Freed of any obligation to protect him, the UK had effectively green-lit operations against him. Berjawi rose in Al-Shabaab’s ranks, reportedly becoming a senior figure coordinating foreign fighters. According to the Bureau of Investigative Journalism, he was even placed on a U.S. “kill list” and tracked by Western intelligence. In January 2012, Bilal al-Berjawi was killed by a U.S. drone strike outside Mogadishu.
In a poignant detail, he had just been on the phone with his wife in London, who had given birth to their first child the day before. Minutes after that call, a missile obliterated his vehicle. His death and Sakr’s a month later led to accusations that the UK “connived” in extrajudicial killings by stripping citizenship and passing intelligence to allies.
While officials won’t comment on intelligence matters, Berjawi’s case is often cited by human rights groups as troubling. A Briton deprived of nationality and then summarily killed abroad. The UK maintains that citizenship is a privilege, not a right, and that depriving someone like Berjawi was necessary for public safety.
Mohamed Sakr: A close friend of Berjawi, Sakr was born in London to Egyptian parents and was a natural-born British citizen. He too joined the Al-Shabaab network in Somalia around the same time.
Remarkably, Sakr’s citizenship was revoked in 2010 at virtually the same time as Berjawi’s, making him perhaps the first British-born person in modern history to be deprived of citizenship for terrorism reasons.
He was effectively left stateless his family had Egyptian roots, but they renounced any second citizenship to try to challenge the UK’s move. Like his compatriot, Sakr was targeted by U.S. forces.
In February 2012, Mohamed Sakr was killed by a U.S. drone strike in Somalia. He was 26. Sakr’s father later told journalists he had “no doubt” the stripping of citizenship directly led to his son’s demise.
The family argued that without British citizenship, Sakr lost any protection and became “fair game” for a drone attack. These events raised profound legal questions: should governments be able to “wash their hands” of citizens suspected of terrorism by unilaterally nullifying their citizenship, even if it leads to their death abroad?
The UK High Court eventually reviewed these cases.
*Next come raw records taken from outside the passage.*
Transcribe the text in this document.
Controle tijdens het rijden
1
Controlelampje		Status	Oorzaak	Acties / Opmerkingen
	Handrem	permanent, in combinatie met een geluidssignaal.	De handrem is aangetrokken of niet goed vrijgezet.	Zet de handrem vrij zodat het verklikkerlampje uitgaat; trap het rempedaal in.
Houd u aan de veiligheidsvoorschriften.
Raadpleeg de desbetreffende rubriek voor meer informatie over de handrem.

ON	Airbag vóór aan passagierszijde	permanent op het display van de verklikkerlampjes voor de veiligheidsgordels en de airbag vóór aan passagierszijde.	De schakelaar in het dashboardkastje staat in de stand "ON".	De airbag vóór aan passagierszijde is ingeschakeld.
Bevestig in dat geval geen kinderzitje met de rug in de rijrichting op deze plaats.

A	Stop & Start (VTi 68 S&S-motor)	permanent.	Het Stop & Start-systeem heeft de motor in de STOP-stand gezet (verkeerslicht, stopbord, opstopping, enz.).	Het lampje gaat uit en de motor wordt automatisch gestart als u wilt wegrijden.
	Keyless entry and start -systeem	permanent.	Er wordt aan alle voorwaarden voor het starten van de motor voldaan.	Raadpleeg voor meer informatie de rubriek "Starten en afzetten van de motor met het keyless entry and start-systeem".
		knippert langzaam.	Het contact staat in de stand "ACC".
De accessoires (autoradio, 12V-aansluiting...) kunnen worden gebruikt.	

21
One judge commented that the government likely had “substantial grounds” for its decisions, even as he acknowledged the harsh impact on the families.
Together, the stories of Hashi, Mohamed, Berjawi, and Sakr illuminate the global dimension of jihadist activity and the British government’s hard-line measures in response. These men moved from the streets of London to the battlefields of Somalia, becoming part of Al-Shabaab’s terror campaign.
The UK’s approach including citizenship revocation remains controversial but has been repeatedly used especially after these cases, in the context of ISIS. For its part, Al-Shabaab has at times trumpeted the involvement of “Britani” fighters in its ranks. One Al-Shabaab propagandist infamously called Britain “the enemy that will never win” while mentioning fallen fighters like Berjawi as heroes.
Yet, many British–Somali community leaders have condemned these individuals, highlighting they do not represent British Somalis or Muslims at large. In the end, all four of these men were either imprisoned or killed overseas. Their journeys are cautionary tales of disaffected youth drawn to foreign wars, of the reach of counterterrorism across borders, and of the personal tragedies that ensue when young men choose the path of violent extremism.